I am now on day 3 of stims (Follicle Stimulating Hormones-FSH shots) & I can tell something is going on. My lower belly is a tad uncomfortable, which I hope means that my ovaries are hard at work! They eventually want my ovaries to grown as many as 10+ follicles each!
My emotions are all over the place & I feel like I could cry at any given moment. The flow of hormones going on in my body is an experience that I can’t begin to explain. It’s like PMS on steroids and I feel slightly bipolar. Basically…hormones are a bitch.
This is the point in my life that I am so thankful that I married a man who knows me flat out & knows that my hormonal outbursts & hysterical crying are all based off these damn shots. Thanks for not taking it personal, babe! J Also, shout out to my besties for putting up with my hormonal self!
These shots are NO JOKE! I started out with Lupron shots & to date, have had 19. They aren’t bad & hardly hurt. We started the FSH shots on the 21st & I will take them for two weeks, up until my egg retrieval on Sept 1st. GonalF is an easy shot & I can barely feel it (is it weird that I have named it my fave?), but the Menopur shot stings & I have turned into a big, fat baby about that one. My stomach has track marks like a backstreet hooker, (hope that doesn’t offend), but seriously.
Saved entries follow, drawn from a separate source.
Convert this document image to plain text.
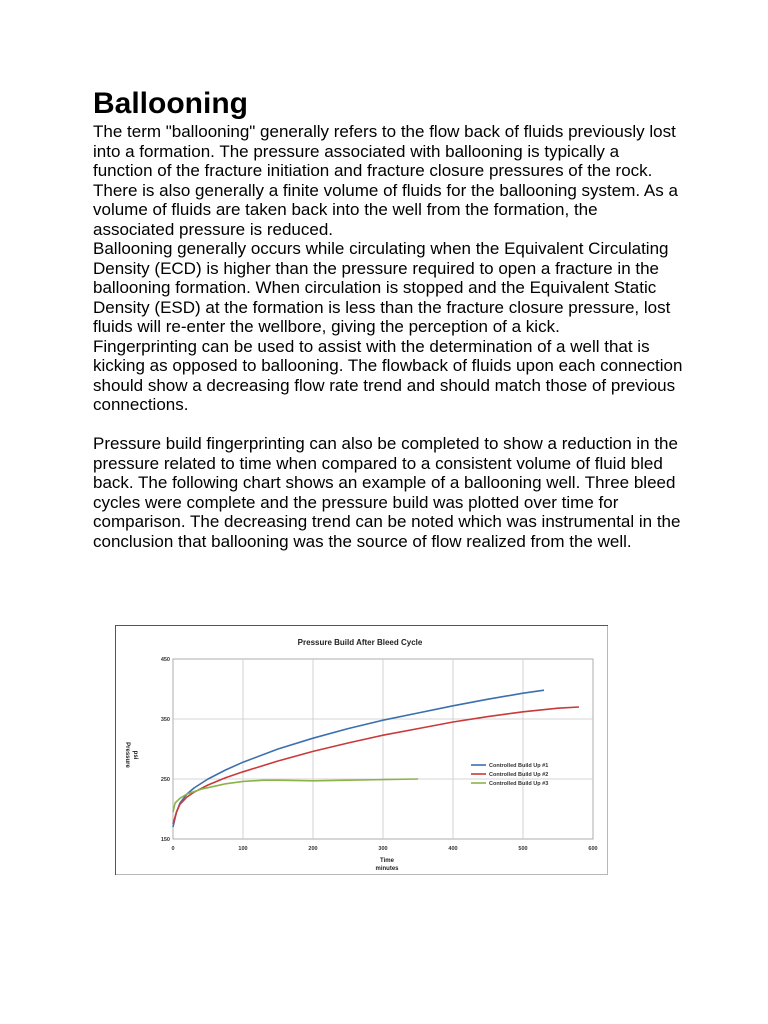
Ballooning

The term "ballooning" generally refers to the flow back of fluids previously lost into a formation. The pressure associated with ballooning is typically a function of the fracture initiation and fracture closure pressures of the rock. There is also generally a finite volume of fluids for the ballooning system. As a volume of fluids are taken back into the well from the formation, the associated pressure is reduced.

Ballooning generally occurs while circulating when the Equivalent Circulating Density (ECD) is higher than the pressure required to open a fracture in the ballooning formation. When circulation is stopped and the Equivalent Static Density (ESD) at the formation is less than the fracture closure pressure, lost fluids will re-enter the wellbore, giving the perception of a kick.

Fingerprinting can be used to assist with the determination of a well that is kicking as opposed to ballooning. The flowback of fluids upon each connection should show a decreasing flow rate trend and should match those of previous connections.

Pressure build fingerprinting can also be completed to show a reduction in the pressure related to time when compared to a consistent volume of fluid bled back. The following chart shows an example of a ballooning well. Three bleed cycles were complete and the pressure build was plotted over time for comparison. The decreasing trend can be noted which was instrumental in the conclusion that ballooning was the source of flow realized from the well.

Pressure Build After Bleed Cycle
0	100	200	300	400	500	600
150
250
350
450
Controlled Build Up #1
Controlled Build Up #2
Controlled Build Up #3
Pressure psi
Time
minutes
Needle marks errwhere…
These next few weeks I plan on taking it easy, drinking plenty of water, & praying, praying, praying!
After years of fertility struggles, it is so hard to stay positive & optimistic. I go from peaceful, to positive, to pessimistic, to flat out stubborn about whether IVF will work. I know it is in God’s hands & that no matter what, we will keep trying.
There is a positive I knew I needed to include in one of my posts, though.
My RE told me to get a specific prenatal vitamin to take during this process & throughout my “hopeful” pregnancy.
I went to my local pharmacy & they explained that these bad boys are $50.00 for one months worth………………..
That might not seem like a lot, but this whole IVF process is a giant chunk of change & every penny needs to be saved. After they told me how much & the shocked look on my face, I told them to hold off & I would figure something else out. They politely asked me what they were for & I explained (probably in too much detail) about going through IVF. I knew I needed these vitamins since they were doctor recommended, but couldn’t right then. The pharmacy assistant told me to wait for a second to see what she could do.
YALL…they found coupon codes online & I ended up walking out of the pharmacy with a FREE pack of the vitamins. This gesture hit my heart strings so hard & I sat in my car, cried, and thanked God for the community I live in. I went online & gave them the highest reviews possible. Blessings can happen everyday & this was a reminder to me that the smallest gestures can have a major impact on people. Thank you, United Pharmacy in Pampa!!!